The Coen brothers’ singular and elaborate worlds reveal a distinct vision that combines pastiche and homage, referencing everything from musicals and old movies to Faulkner to pulp novels and comic books, along with dazzling cinematography and intricate design. Their unique sense of place is flawlessly conceived, right down to the distinctive jargon of the characters, reflecting a stylized form of American vernacular to fit the time and place and genre. As the New York Times described it, the Coens create “a postmodern cinematic world . . . where everything seems vaguely unhinged.” While they’ve mined many genres throughout their career, it is noir which they have done every which way, filtering its absurdity, sense of disorientation, alienation, and cynicism through their unique sensibility. Yet the Coens also toss a funny bone into their movies, employing brazen slapstick, deliciously clever banter, gallows humor, and even sight gags with relish. The films seem to embody the pure joy of their creators.
Once called “the Hardy Boys from Hell” (Rolling Stone), the Coen brothers have confounded and at times divided critics and audiences alike. While these genre-bending, period-twisting shape-shifters can be difficult to pin down, it’s abundantly clear that they are filmmakers whose love for the movies is matched by the vastness of their imagination."
To be honest I'm just as scared as I am excited for this series because lives may be lost in the battle for tickets. The Walker, in a brilliant membership development strategy, is giving August 17th priority ticket access to its Contributing Members ($250+/year), followed by a release to all Walker members on September 10th. Get the rub? If you're not a Walker member you can forget about getting tickets to the Regis Dialogue on the 25th, but you have a couple weeks to join before those tickets go on sale.
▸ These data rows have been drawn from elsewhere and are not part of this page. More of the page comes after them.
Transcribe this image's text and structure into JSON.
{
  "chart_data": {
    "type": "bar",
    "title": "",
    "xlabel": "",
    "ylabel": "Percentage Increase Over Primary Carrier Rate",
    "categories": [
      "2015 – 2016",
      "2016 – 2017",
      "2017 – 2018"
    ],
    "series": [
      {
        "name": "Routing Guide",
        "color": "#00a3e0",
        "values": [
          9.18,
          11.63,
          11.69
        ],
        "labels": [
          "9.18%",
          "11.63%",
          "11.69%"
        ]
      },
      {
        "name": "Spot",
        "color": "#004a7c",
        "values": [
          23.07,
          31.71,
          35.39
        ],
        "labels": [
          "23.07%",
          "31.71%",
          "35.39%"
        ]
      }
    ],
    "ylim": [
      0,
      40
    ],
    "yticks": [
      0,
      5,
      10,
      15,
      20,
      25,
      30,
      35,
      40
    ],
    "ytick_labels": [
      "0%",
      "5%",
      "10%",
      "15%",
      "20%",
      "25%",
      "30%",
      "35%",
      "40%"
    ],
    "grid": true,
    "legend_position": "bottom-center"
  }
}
Maybe the most bizarre detail about this retrospective, of course, is that it does not include a local premiere of A Serious Man, which opens right in the middle of the month-long series. Why this could not be arranged I don't know, but needless to say the Walker might lose some audience that weekend of October 2nd as locals flock to the Landmark Uptown Theater, where I expect it will open in limited engagement.
For more information about the Regis series schedule as it becomes available, visit the "Raising Cain" page (everytime I hear that I'm going to think of that intolerable "Raisin' McCain" song...) on the Walker's website. When tickets go on sale, the stand-alone Coens section on the Walker website should be up and running.